If my house was on fire, I’m fairly certain that the New York Yankees’ manager Aaron Boone would be confident that I still had the nicest place on the block. Living in denial is certainly one way to manage a baseball team, after all.
I celebrated Fourth of July weekend this year at the monuments, dolled up in red, white and blue and peacefully unaware of my baseball team’s failures 200 miles away. The Yankees celebrated by being lifelessly swept by their division rival, the Toronto Blue Jays, falling out of first place in the American League East in the process. In a press conference after the series, Boone reiterated that he still considered the Yankees to be “the best team in the league.”
Did Boone and I watch the same four games? Did we both watch the Yankees make four errors and a handful of other should-be-errors? Or was he too busy looking at pages of acronyms and decimal points to find some evidence for his absurd claim?
In all fairness to Boone, if you look hard enough at a screen full of baseball analytics, you are more than likely to find some statistical crumbs to support any position.
For example, I opened Baseball Reference to find that the Yankees have amassed 12 Rtot, far above MLB average of -1. Never heard of Rtot? Me neither. It stands for “total zone fielding runs above average” — although it doesn’t, really — and it measures the runs saved by a team’s defense as compared to a replacement-level player. Apparently.
Baseball Reference also tells us that the Yankees are 9th in MLB — again far above average — in a statistic called “DefEff.” Da eff is DefEff? Good question. Defensive Efficiency refers to “the percentage of balls in play converted into outs.” Great, so the Yankees play good defense.

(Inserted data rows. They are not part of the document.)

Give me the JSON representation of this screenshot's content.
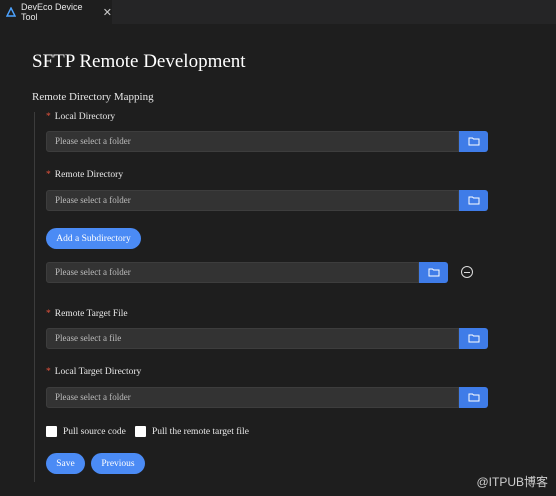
{
  "tab": {
    "title": "DevEco Device Tool",
    "close": "✕",
    "icon": "deveco-logo-icon"
  },
  "page": {
    "title": "SFTP Remote Development"
  },
  "section": {
    "title": "Remote Directory Mapping"
  },
  "required_mark": "*",
  "fields": {
    "local_directory": {
      "label": "Local Directory",
      "placeholder": "Please select a folder"
    },
    "remote_directory": {
      "label": "Remote Directory",
      "placeholder": "Please select a folder"
    },
    "subdirectory": {
      "placeholder": "Please select a folder"
    },
    "remote_target_file": {
      "label": "Remote Target File",
      "placeholder": "Please select a file"
    },
    "local_target_directory": {
      "label": "Local Target Directory",
      "placeholder": "Please select a folder"
    }
  },
  "buttons": {
    "add_subdirectory": "Add a Subdirectory",
    "save": "Save",
    "previous": "Previous"
  },
  "checkboxes": {
    "pull_source_code": {
      "label": "Pull source code",
      "checked": false
    },
    "pull_remote_target_file": {
      "label": "Pull the remote target file",
      "checked": false
    }
  },
  "watermark": "@ITPUB博客",
  "colors": {
    "accent": "#4b8bf5",
    "required": "#e5533d",
    "background": "#1e1e1e"
  }
}
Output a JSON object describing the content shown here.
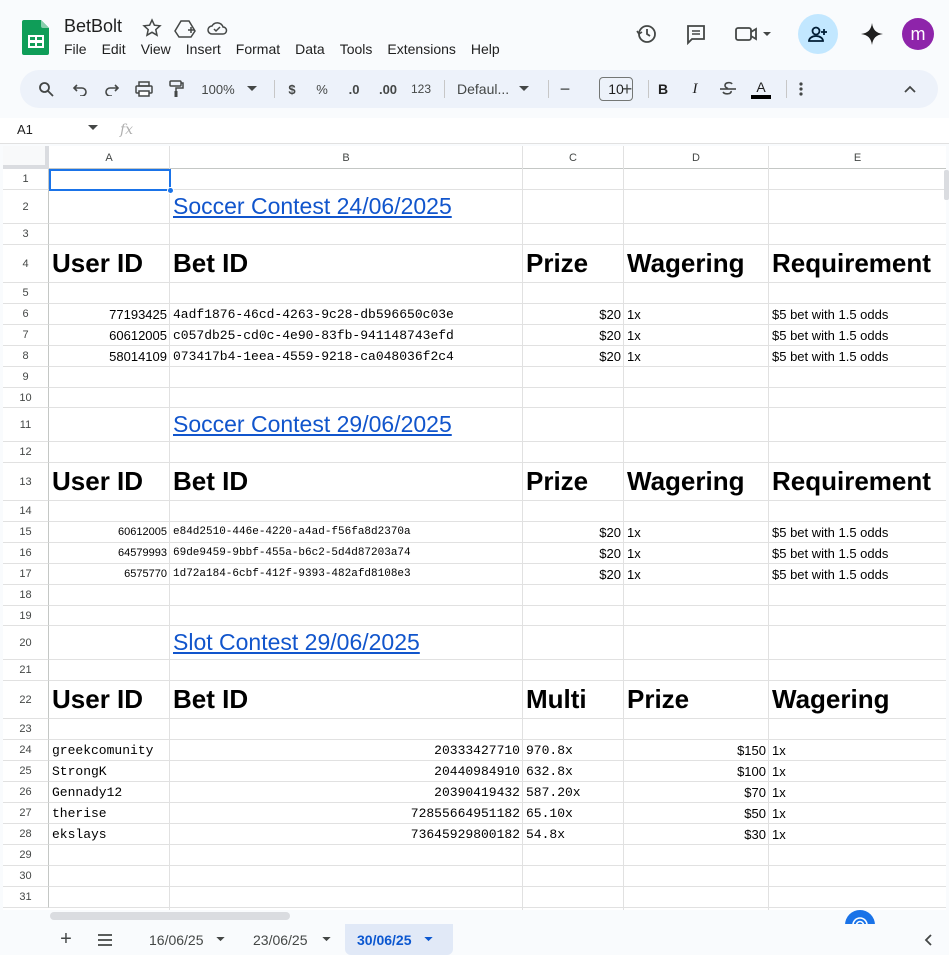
{
  "app": {
    "doc_title": "BetBolt",
    "avatar_letter": "m",
    "brand_color": "#0f9d58"
  },
  "menu": [
    "File",
    "Edit",
    "View",
    "Insert",
    "Format",
    "Data",
    "Tools",
    "Extensions",
    "Help"
  ],
  "toolbar": {
    "zoom": "100%",
    "currency": "$",
    "percent": "%",
    "dec_decrease": ".0",
    "dec_increase": ".00",
    "format_123": "123",
    "font": "Defaul...",
    "font_size": "10",
    "bold": "B",
    "italic": "I",
    "text_color": "A"
  },
  "formula": {
    "name_box": "A1",
    "fx": "fx"
  },
  "columns": [
    "A",
    "B",
    "C",
    "D",
    "E"
  ],
  "rows": [
    "1",
    "2",
    "3",
    "4",
    "5",
    "6",
    "7",
    "8",
    "9",
    "10",
    "11",
    "12",
    "13",
    "14",
    "15",
    "16",
    "17",
    "18",
    "19",
    "20",
    "21",
    "22",
    "23",
    "24",
    "25",
    "26",
    "27",
    "28",
    "29",
    "30",
    "31"
  ],
  "sections": {
    "s1": {
      "title": "Soccer Contest 24/06/2025",
      "headers": [
        "User ID",
        "Bet ID",
        "Prize",
        "Wagering",
        "Requirement"
      ],
      "rows": [
        [
          "77193425",
          "4adf1876-46cd-4263-9c28-db596650c03e",
          "$20",
          "1x",
          "$5 bet with 1.5 odds"
        ],
        [
          "60612005",
          "c057db25-cd0c-4e90-83fb-941148743efd",
          "$20",
          "1x",
          "$5 bet with 1.5 odds"
        ],
        [
          "58014109",
          "073417b4-1eea-4559-9218-ca048036f2c4",
          "$20",
          "1x",
          "$5 bet with 1.5 odds"
        ]
      ]
    },
    "s2": {
      "title": "Soccer Contest 29/06/2025",
      "headers": [
        "User ID",
        "Bet ID",
        "Prize",
        "Wagering",
        "Requirement"
      ],
      "rows": [
        [
          "60612005",
          "e84d2510-446e-4220-a4ad-f56fa8d2370a",
          "$20",
          "1x",
          "$5 bet with 1.5 odds"
        ],
        [
          "64579993",
          "69de9459-9bbf-455a-b6c2-5d4d87203a74",
          "$20",
          "1x",
          "$5 bet with 1.5 odds"
        ],
        [
          "6575770",
          "1d72a184-6cbf-412f-9393-482afd8108e3",
          "$20",
          "1x",
          "$5 bet with 1.5 odds"
        ]
      ]
    },
    "s3": {
      "title": "Slot Contest 29/06/2025",
      "headers": [
        "User ID",
        "Bet ID",
        "Multi",
        "Prize",
        "Wagering"
      ],
      "rows": [
        [
          "greekcomunity",
          "20333427710",
          "970.8x",
          "$150",
          "1x"
        ],
        [
          "StrongK",
          "20440984910",
          "632.8x",
          "$100",
          "1x"
        ],
        [
          "Gennady12",
          "20390419432",
          "587.20x",
          "$70",
          "1x"
        ],
        [
          "therise",
          "72855664951182",
          "65.10x",
          "$50",
          "1x"
        ],
        [
          "ekslays",
          "73645929800182",
          "54.8x",
          "$30",
          "1x"
        ]
      ]
    }
  },
  "sheets": {
    "tabs": [
      "16/06/25",
      "23/06/25",
      "30/06/25"
    ],
    "active": "30/06/25"
  }
}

Except they don’t. I know that because I have eyes.
I’ve watched a hundred Yankees games this year, give or take. I’ve seen second baseman Jazz Chisholm, Jr. airmail a throw 12 feet over the first baseman’s head into the camera well. I’ve seen shortstop Anthony Volpe throw to the wrong base to try for a double play and end up making no outs at all. I’ve also seen utility player José Caballero pull off sparkling defensive plays and then ride the bench for multiple games at a time because… I have no idea why, actually.

Why does Caballero sit while Volpe makes error after error? Because Boone’s analytics says Volpe’s defense is somehow perfectly fine?
If managers dictate who is in the lineup based on the results of overcomplicated mathematical formulas, why have a manager at all? The Yankees might as well take Boone’s $4.5 million salary to employ a few more analytics consultants from MIT.
I’m not saying that analytics have no place in the dugout. Of course, managers should not rely exclusively on the eye test to determine which players are productive. But as in all areas of life, baseball teams should strike a balance. If Volpe — who fans have kindly nicknamed “VolpE6” because a shortstop’s error is notated as an E6 — makes a boneheaded error once a week, then spreadsheets shouldn’t be enough to save his spot in the lineup. Yet for some reason, they are.
This is all not to mention that spreadsheets cannot distinguish between a defensive miscue when it doesn’t matter and one when the entire season hangs in the balance. Last season, Yankees’ $360 million outfielder Aaron Judge made zero errors during the regular season. Zero, until the must-win Game 5 of the 2024 World Series, when a routine fly ball bounced into Judge’s glove… and then flopped right out in his first error of the season. Is there a place in Boone’s spreadsheets to code which errors made me cry?
If Boone spent his time watching baseball instead of switching frantically between spreadsheets — and one of those sounds a lot more fun than the other — maybe he would realize that the house is on fire, and the spreadsheets aren’t going to tell him how to extinguish it.